In a balanced superscalar design, the extra workload from redundant
execution induces a severe performance penalty due to increased
contention for resources throughout the datapath. This paper identifies
and analyzes four key factors that affect the performance of redundant
execution, namely 1) issue bandwidth and functional unit contention,
2) issue queue and reorder buffer capacity contention, 3) decode
and retirement bandwidth contention, and 4) coupling between redundant
threads' dynamic resource requirements. Based on this analysis,
we propose the SHREC microarchitecture for asymmetric and staggered
redundant execution. This microarchitecture addresses the four factors
in an integrated design without requiring prohibitive additional
hardware resources.
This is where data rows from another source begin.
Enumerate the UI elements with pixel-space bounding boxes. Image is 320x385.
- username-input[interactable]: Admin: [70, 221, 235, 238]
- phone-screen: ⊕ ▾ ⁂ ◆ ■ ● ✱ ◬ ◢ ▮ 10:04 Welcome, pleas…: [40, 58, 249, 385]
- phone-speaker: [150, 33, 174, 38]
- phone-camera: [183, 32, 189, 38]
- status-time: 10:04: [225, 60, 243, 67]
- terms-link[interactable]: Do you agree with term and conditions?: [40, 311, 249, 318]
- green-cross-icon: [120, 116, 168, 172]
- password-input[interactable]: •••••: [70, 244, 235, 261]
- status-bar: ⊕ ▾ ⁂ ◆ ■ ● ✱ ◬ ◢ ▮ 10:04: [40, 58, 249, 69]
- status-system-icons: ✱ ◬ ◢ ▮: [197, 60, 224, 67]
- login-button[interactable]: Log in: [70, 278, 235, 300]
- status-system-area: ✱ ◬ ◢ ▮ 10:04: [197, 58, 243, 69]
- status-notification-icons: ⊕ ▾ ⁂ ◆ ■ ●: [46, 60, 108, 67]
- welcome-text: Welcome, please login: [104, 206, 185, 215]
In comparison to conventional single-threaded
execution on a state-ofthe-art superscalar microarchitecture with
comparable cost, SHREC reduces the average performance penalty to
within 4% on integer and 15% on floating-point SPEC2K benchmarks
by sharing resources more efficiently between the redundant threads.
Jared Smolens is a third year PhD student in the Computer Architecture
Laboratory at Carnegie Mellon, where he is advised by Prof. James
Hoe. His time is primarily devoted to the TRUSS project. His research
interests include multiprocessor and microprocessor architecture,
fault tolerance, and performance modeling.